There are many different ways that people would choose to describe “love”, many different emotions and actions used as evidence of it’s presence. I believe one of the most compelling signs is an ability to overlook those things that absolutely drive you insane.
I’m sure that many of you are nodding your heads right now, things immediately coming to mind that your spouse or loved one does. Things that you sometimes swear are being done purposefully because they know you hate it. Actions that couldn’t possibly serve any purpose but annoyance.

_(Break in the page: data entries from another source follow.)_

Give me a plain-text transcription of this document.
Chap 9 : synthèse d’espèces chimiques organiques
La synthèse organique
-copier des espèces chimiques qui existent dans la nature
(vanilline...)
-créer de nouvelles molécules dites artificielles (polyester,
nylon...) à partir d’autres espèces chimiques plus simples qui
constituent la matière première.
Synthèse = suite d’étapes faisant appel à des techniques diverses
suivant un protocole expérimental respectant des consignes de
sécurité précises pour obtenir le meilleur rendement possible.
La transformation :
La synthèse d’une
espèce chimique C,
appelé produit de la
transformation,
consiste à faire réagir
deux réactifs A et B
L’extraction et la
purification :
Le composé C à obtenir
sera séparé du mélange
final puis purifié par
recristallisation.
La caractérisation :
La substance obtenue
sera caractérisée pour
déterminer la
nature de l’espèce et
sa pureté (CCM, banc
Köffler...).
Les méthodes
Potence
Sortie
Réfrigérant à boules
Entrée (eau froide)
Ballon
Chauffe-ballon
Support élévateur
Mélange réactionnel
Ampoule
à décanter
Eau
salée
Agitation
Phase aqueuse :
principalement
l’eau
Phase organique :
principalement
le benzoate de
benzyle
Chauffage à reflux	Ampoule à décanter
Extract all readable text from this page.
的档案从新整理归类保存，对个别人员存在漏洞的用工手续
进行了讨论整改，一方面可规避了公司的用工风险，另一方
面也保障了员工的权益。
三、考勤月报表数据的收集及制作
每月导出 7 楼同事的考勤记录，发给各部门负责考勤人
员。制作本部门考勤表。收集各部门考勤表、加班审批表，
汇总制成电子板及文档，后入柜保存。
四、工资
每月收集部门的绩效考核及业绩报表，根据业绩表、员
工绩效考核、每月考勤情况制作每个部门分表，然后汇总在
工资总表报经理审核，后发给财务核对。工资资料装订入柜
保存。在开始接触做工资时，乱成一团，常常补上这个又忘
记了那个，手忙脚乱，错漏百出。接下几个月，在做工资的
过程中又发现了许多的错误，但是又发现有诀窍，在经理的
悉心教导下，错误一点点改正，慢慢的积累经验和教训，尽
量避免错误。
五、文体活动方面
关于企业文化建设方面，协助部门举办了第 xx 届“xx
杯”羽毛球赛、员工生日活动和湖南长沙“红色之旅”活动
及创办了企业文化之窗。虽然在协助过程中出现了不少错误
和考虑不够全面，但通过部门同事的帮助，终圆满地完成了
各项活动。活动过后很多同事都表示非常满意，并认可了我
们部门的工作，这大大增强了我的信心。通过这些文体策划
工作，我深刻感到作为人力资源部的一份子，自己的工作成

I’m finding that the same holds true with our children. The actions may change, the throwing of a dirty diaper turning to a wet towel on the bathroom floor, nose picking evolving into fingernail biting. Our annoyance levels may change, an eye roll and shake of the head one day, dirty looks and muttered profanities the next, but it’s always there, always something. The truth is that it’s near impossible to live with somebody for any length of time without discovering some idiosyncrasy or annoying habit.
I would never be so bold (foolish) as to publicly discuss any of my wife’s annoying traits, should she one day develop some, and I give the teenager enough reason to be mad at me already, but Alaina’s reading comprehension still hasn’t progressed much beyond DOG and CAT, so I’m going to stick with her for now.
Every morning when she puts on her shoes it’s an exercise in anger management, a test of patience that I don’t always manage to pass.
It’s not the actual insertion of her feet into the shoes, this she does quickly and effectively. It’s the act of velcroing. This needs to be done about a dozen times, with test steps sometimes in between, until she is completely satisfied that both sides have achieved the exact same level of tightness. If there is even a fractional discrepancy they must be redone. Any effort to usher her out the door before they are symmetrically snug ends in tears.
What I’d never noticed before, what has never been pointed out to me by anyone, is that while impatiently waiting for her to be ready to leave this morning I tied my shoes three times. I tied them four more times while I was at the gym. Seven times in a two hour period I bent down and tightened my laces.
Alaina is old enough now that if she had noticed I do this it would have been mentioned at least one of the times I stood in the doorway yelling “they’re fine, let’s go!” Is it something subconscious, a subliminal suggestion placed there by her father’s weird actions? Or does this go deeper, passed along genetically with my organizational quirks and devilish good looks?
Whatever the answer, I’ll try my best to be more patient tomorrow. It’s important to remember that whether by nature or by nurture, we created these little monsters and have only ourselves to blame for how they come out.
As far as your spouses go, I don’t have any advice . You picked them.